Pour l'écrivain américain Gary Shteyngart ("Absurdistan" notamment), il n'y a "personne comme lui, ni aujourd'hui, ni jamais".

- "Portnoy et son complexe" -

C'est "Portnoy et son complexe" qui l'a révélé au grand public en 1969. Le livre avait alors fait scandale pour ses descriptions sexuelles très crues et sa façon d'aborder la judaïté.

"La honte n'est pas pour les écrivains", avait-il dit lors d'un entretien à la radio publique NPR. "Vous ne pouvez pas vous soucier de bienséance".

Sexe et judaïsme resteront très présents dans la majeure partie de son oeuvre. Il sera plusieurs fois publiquement critiqué par des figures religieuses pour ses écrits.

"Je n'écris pas en tant que juif, j'écris en tant qu'Américain", disait celui qui goûtait peu les mondanités et les interviews. "Je n'ai pas une once de religiosité en moi", expliquait-il en 2010 à la chaîne CBS. "Quand le monde entier ne croira plus en Dieu, ce sera un endroit formidable."

Philip Roth est notamment l'auteur de "La Tache" (2000) qui dénonce une Amérique puritaine et renfermée sur elle-même ou "Pastorale américaine" (1997) sur les ravages de la guerre du Vietnam dans la conscience nationale.

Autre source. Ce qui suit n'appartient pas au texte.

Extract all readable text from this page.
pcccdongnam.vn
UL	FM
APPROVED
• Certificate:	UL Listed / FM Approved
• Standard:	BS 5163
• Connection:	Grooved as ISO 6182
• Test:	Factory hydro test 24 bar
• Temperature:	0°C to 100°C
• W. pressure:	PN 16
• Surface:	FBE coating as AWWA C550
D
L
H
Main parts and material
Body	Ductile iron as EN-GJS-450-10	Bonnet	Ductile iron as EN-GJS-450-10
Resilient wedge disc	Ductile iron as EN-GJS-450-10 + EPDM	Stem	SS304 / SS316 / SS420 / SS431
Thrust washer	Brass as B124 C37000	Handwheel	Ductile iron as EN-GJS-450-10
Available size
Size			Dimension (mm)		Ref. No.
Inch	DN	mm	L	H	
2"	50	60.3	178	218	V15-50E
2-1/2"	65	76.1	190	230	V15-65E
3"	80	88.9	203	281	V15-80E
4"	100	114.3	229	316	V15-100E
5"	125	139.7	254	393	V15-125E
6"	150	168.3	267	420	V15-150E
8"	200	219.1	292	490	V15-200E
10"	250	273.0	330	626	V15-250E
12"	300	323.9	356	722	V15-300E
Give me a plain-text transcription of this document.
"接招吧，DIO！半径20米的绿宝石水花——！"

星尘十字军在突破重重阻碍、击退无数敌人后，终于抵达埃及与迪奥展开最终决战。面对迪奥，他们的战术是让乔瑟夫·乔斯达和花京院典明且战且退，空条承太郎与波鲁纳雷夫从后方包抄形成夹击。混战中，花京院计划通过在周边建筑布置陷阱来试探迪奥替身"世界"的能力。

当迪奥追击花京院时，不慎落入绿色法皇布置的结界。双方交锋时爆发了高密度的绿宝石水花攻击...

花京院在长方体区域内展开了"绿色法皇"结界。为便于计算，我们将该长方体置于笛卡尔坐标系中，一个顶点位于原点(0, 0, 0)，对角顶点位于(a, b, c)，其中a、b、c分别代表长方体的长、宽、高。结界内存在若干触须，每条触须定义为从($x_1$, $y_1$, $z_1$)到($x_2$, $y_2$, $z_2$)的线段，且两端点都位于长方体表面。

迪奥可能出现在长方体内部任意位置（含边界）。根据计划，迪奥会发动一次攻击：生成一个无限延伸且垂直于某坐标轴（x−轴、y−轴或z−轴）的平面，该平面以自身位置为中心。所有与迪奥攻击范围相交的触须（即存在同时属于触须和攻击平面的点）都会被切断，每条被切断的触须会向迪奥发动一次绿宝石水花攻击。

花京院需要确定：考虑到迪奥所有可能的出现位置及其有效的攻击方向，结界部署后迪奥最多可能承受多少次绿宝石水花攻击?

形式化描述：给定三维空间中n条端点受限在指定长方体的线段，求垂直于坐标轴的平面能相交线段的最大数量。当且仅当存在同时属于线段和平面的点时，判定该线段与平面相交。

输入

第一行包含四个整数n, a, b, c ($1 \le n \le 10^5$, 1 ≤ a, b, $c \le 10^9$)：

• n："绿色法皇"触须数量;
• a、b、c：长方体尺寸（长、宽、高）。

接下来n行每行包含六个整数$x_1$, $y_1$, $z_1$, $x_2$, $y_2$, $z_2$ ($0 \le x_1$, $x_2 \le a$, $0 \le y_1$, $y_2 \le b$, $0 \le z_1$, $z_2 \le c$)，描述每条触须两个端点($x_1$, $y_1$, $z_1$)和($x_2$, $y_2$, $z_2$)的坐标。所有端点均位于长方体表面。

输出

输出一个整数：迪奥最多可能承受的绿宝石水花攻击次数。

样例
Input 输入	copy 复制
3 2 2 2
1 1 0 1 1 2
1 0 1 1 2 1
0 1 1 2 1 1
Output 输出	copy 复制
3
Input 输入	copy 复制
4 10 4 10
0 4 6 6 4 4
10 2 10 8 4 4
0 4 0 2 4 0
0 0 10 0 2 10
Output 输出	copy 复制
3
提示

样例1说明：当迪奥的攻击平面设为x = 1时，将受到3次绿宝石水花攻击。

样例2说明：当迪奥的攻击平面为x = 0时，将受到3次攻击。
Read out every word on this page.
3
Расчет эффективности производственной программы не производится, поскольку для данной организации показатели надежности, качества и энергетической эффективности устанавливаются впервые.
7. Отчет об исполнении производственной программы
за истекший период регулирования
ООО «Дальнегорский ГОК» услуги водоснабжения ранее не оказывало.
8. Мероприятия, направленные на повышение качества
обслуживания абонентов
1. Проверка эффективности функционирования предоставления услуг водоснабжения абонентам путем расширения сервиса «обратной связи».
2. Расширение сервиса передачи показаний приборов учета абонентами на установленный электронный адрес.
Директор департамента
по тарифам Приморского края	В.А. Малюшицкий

- Vocabulaire de 77 mots -

"Le complot contre l'Amérique" (2004) imaginait le destin d'une famille juive de Newark si les Etats-Unis avaient élu l'aviateur Charles Lindbergh, aux sympathies pro-nazies, plutôt que de réélire Franklin D. Roosevelt en 1940.

Beaucoup y ont vu des correspondances avec l'élection de Donald Trump mais Philip Roth était sorti de sa retraite fin janvier pour balayer toute analogie, écrivant au New Yorker que Lindbergh était "un grand héros" tandis que Trump utilise "un vocabulaire de 77 mots".

Après avoir publié 31 ouvrages et deux ans après son dernier roman "Némésis", il avait annoncé en 2012 qu'il cessait d'écrire.

"C'était un tel perfectionniste, quand il a senti sa puissance baisser, il a voulu partir tant qu'il était au sommet et il l'a fait", a dit Judith Thurman, une amie de l'écrivain, sur CNN.

Plusieurs de ses livres ont fait l'objet d'adaptations au cinéma.

"Kaddish (prière funéraire juive) pour Philip Roth, le grand romancier américain de notre monde d'après-guerre", a tweeté le scénariste David Simon ("The Wire" et "Treme" notamment).

L'auteur a expliqué avoir rencontré l'écrivain il y a quelques mois seulement pour discuter d'une adaptation télévisée de son roman "Le complot contre l'Amérique".

"A 85 ans, il était plus précis et pertinent, plus affûté intellectuellement et spirituel que n'importe qui, quel que soit son âge", a-t-il ajouté. "Quel esprit merveilleux et rigoureux."